Жезлоносцы в темной броне выстроились перед бойцами Аксаты, развеяв последние надежды на то, что появление церковников было случайным. Выхлопные газы их машин поплыли над палубой, и Найро закашлялся. Потом наступила тишина, которую нарушал только стук его сердца.

Кор Фаэрон сделал несколько шагов к воинам Завета, но не успел он заговорить, как жезлоносцы расступились, пропуская укрытый навесом солнечный кеч. С борта сошла дюжина мужчин и женщин — жрецы, судя по цвету одеяний. На спине у каждого был закреплен шест с иконой, что указывало на их среднее положение в сложной, тщательно продуманной иерархии варадешской церкви.

Из другого наземного судна появился новый отряд жезлоносцев. Эти стражники тащили несколько паланкинов, где лежало нечто вроде груд одеял и простыней. Солдаты выстроились за священниками, и вся делегация осторожно направилась к каравану. Варадешцы исподволь оглядывали Верных и, кажется, боялись даже сильнее, чем Найро.

— Где великан? — спросила жрица с бритой головой и синими татуировками на щеках. Кольца на тонких пальцах обозначали ее чин.

— Носителя Слова здесь нет, — ответил пастырь, быстро решив, как вести себя в этой странной ситуации. — Я — Кор Фаэрон, архидиакон Единой Истины.

— Коадъютор Силена, — представилась женщина. — Тебя здесь хорошо знают, Кор Фаэрон, но вышли мы не к тебе. Почему же Носитель Слова не с тобой?

— Я — его архидиакон, — твердо повторил проповедник.

Бывший хозяин Найро говорил уверенно, однако старик отлично представлял, какое смятение тот испытывает. Об их появлении не просто догадывались, его ждали — но при этом Верных как будто приветствовали, а не прогоняли.

— С какой целью вы задерживаете нас снаружи? — продолжил Кор Фаэрон.
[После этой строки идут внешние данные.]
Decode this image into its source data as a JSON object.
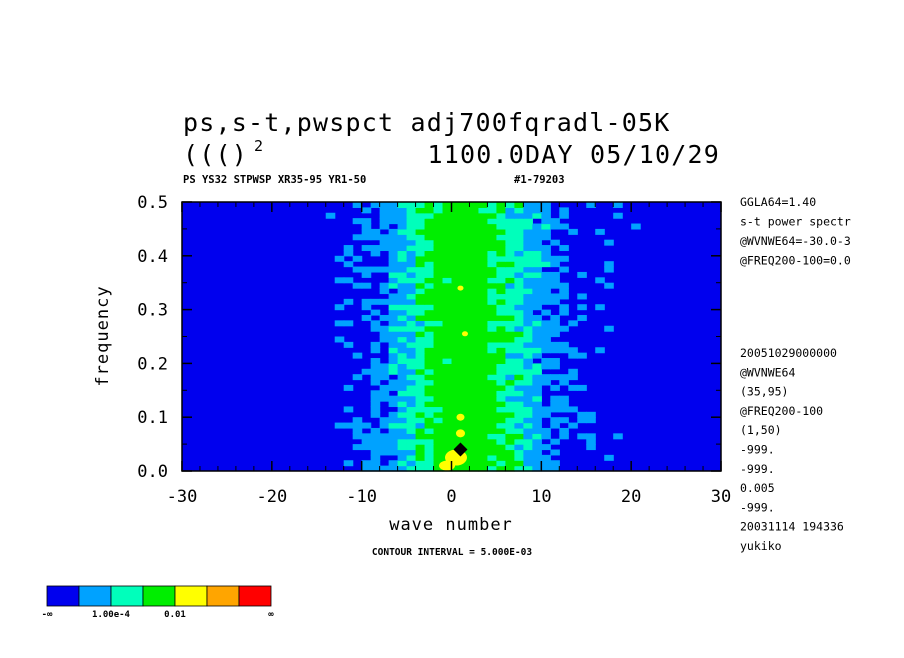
{
  "header": {
    "title_line1": "ps,s-t,pwspct adj700fqradl-05K",
    "title_line2_left": "((()",
    "title_line2_sup": "2",
    "title_line2_right": "1100.0DAY 05/10/29",
    "subtitle_left": "PS YS32 STPWSP XR35-95 YR1-50",
    "subtitle_right": "#1-79203"
  },
  "side_info": {
    "top": [
      "GGLA64=1.40",
      "s-t power spectr",
      "@WVNWE64=-30.0-3",
      "@FREQ200-100=0.0"
    ],
    "bottom": [
      "20051029000000",
      "@WVNWE64",
      "(35,95)",
      "@FREQ200-100",
      "(1,50)",
      "-999.",
      "-999.",
      "0.005",
      "-999.",
      "20031114 194336",
      "yukiko"
    ]
  },
  "footer": {
    "contour_interval": "CONTOUR INTERVAL = 5.000E-03"
  },
  "colors": {
    "level0": "#0000ee",
    "level1": "#00a2ff",
    "level2": "#00ffbb",
    "level3": "#00ee00",
    "level4": "#ffff00",
    "level5": "#ffa500",
    "level6": "#ff0000",
    "max_marker": "#000000"
  },
  "colorbar": {
    "labels": [
      "-∞",
      "1.00e-4",
      "0.01",
      "∞"
    ]
  },
  "chart_data": {
    "type": "heatmap",
    "xlabel": "wave number",
    "ylabel": "frequency",
    "xlim": [
      -30,
      30
    ],
    "ylim": [
      0,
      0.5
    ],
    "xticks": [
      -30,
      -20,
      -10,
      0,
      10,
      20,
      30
    ],
    "xtick_labels": [
      "-30",
      "-20",
      "-10",
      "0",
      "10",
      "20",
      "30"
    ],
    "yticks": [
      0,
      0.1,
      0.2,
      0.3,
      0.4,
      0.5
    ],
    "ytick_labels": [
      "0.0",
      "0.1",
      "0.2",
      "0.3",
      "0.4",
      "0.5"
    ],
    "contour_interval": 0.005,
    "levels": [
      0.0001,
      0.005,
      0.01,
      0.015,
      0.02,
      0.025
    ],
    "peak": {
      "wavenumber": 1,
      "frequency": 0.04
    }
  }
}
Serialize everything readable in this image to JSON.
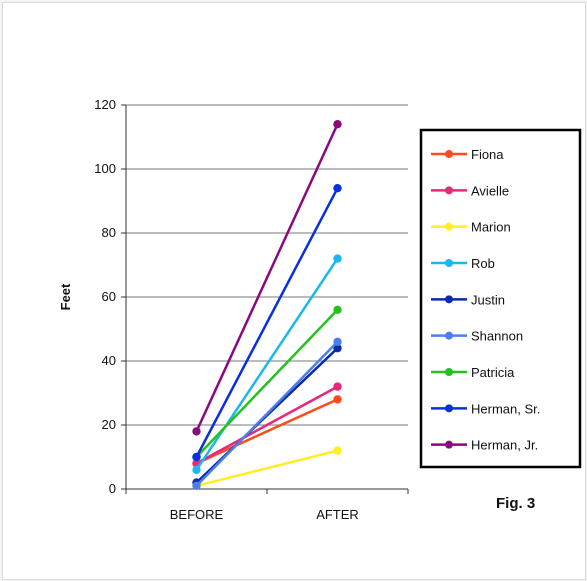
{
  "chart_data": {
    "type": "line",
    "categories": [
      "BEFORE",
      "AFTER"
    ],
    "ylabel": "Feet",
    "xlabel": "",
    "ylim": [
      0,
      120
    ],
    "yticks": [
      0,
      20,
      40,
      60,
      80,
      100,
      120
    ],
    "grid": "horizontal",
    "legend_position": "right",
    "annotation": "Fig. 3",
    "series": [
      {
        "name": "Fiona",
        "values": [
          8,
          28
        ],
        "color": "#ff4a1c"
      },
      {
        "name": "Avielle",
        "values": [
          8,
          32
        ],
        "color": "#e8287a"
      },
      {
        "name": "Marion",
        "values": [
          1,
          12
        ],
        "color": "#ffee22"
      },
      {
        "name": "Rob",
        "values": [
          6,
          72
        ],
        "color": "#1ab8ee"
      },
      {
        "name": "Justin",
        "values": [
          2,
          44
        ],
        "color": "#0b2aa8"
      },
      {
        "name": "Shannon",
        "values": [
          1,
          46
        ],
        "color": "#4d7ef0"
      },
      {
        "name": "Patricia",
        "values": [
          10,
          56
        ],
        "color": "#24c21c"
      },
      {
        "name": "Herman, Sr.",
        "values": [
          10,
          94
        ],
        "color": "#0a2ee0"
      },
      {
        "name": "Herman, Jr.",
        "values": [
          18,
          114
        ],
        "color": "#8a0a7e"
      }
    ]
  }
}
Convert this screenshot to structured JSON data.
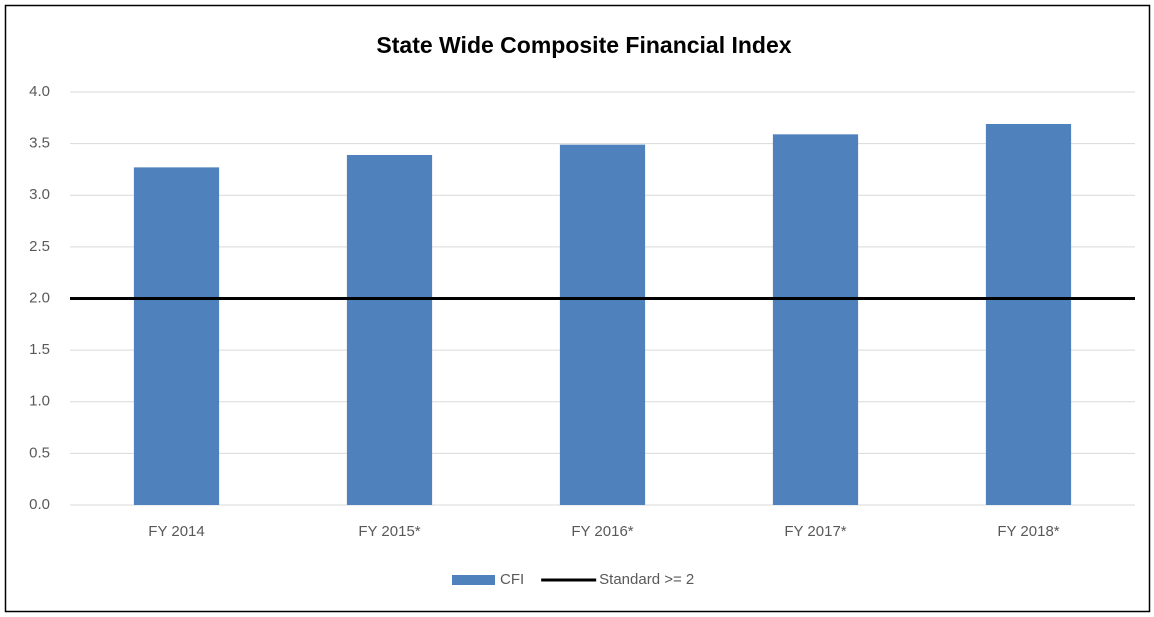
{
  "chart_data": {
    "type": "bar",
    "title": "State Wide Composite Financial Index",
    "categories": [
      "FY 2014",
      "FY 2015*",
      "FY 2016*",
      "FY 2017*",
      "FY 2018*"
    ],
    "series": [
      {
        "name": "CFI",
        "type": "bar",
        "color": "#4f81bd",
        "values": [
          3.27,
          3.39,
          3.49,
          3.59,
          3.69
        ]
      },
      {
        "name": "Standard >= 2",
        "type": "line",
        "color": "#000000",
        "values": [
          2,
          2,
          2,
          2,
          2
        ]
      }
    ],
    "ylim": [
      0,
      4
    ],
    "yticks": [
      {
        "value": 0,
        "label": "0.0"
      },
      0.5,
      {
        "value": 1,
        "label": "1.0"
      },
      1.5,
      {
        "value": 2,
        "label": "2.0"
      },
      2.5,
      {
        "value": 3,
        "label": "3.0"
      },
      3.5,
      {
        "value": 4,
        "label": "4.0"
      }
    ],
    "grid": true,
    "legend": "bottom"
  }
}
— Вас не задерживают! — ошеломленно возразила Силена. Тут же она жестом подозвала стражников с носилками, и священники посторонились, пропуская их. Теперь Найро заметил, что в паланкинах лежат трупы, прикрытые саванами Завета. Что это, угроза? Или пастырь заранее направил в Варадеш лазутчиков? — Мы принесли дары для Лоргара.

Аксата и другие бойцы, взявшись за оружие, подозрительно уставились на жезлоносцев. Найро как можно незаметнее отодвинулся, стараясь укрыться от силовиков Завета за кораблем-часовней.

По кивку коадъютора стражники сдернули покровы, открыв тела трех мужчин и четырех женщин с раздутыми, изменившими цвет лицами. Этих людей, похоже, задушили или отравили. Бывший раб судорожно вздохнул, но не от их жуткого облика: он узнал одежду мертвецов. Шестеро были облачены в серо-белые одеяния иерархов, седьмой — в голубовато-серое убранство экклезиарха.

— Хвала Единому! — провозгласила Силена, и ей эхом отозвались священники и жезлоносцы. Когда усиливающийся ветер унес их клич, жрица улыбнулась Кору Фаэрону: — Твоя слава опередила тебя, архидиакон. Дух Единого поселился среди нас, и Варадеш готов принять своего истинного владыку, Лоргара, Носителя Слова. Восславьте же Золотого!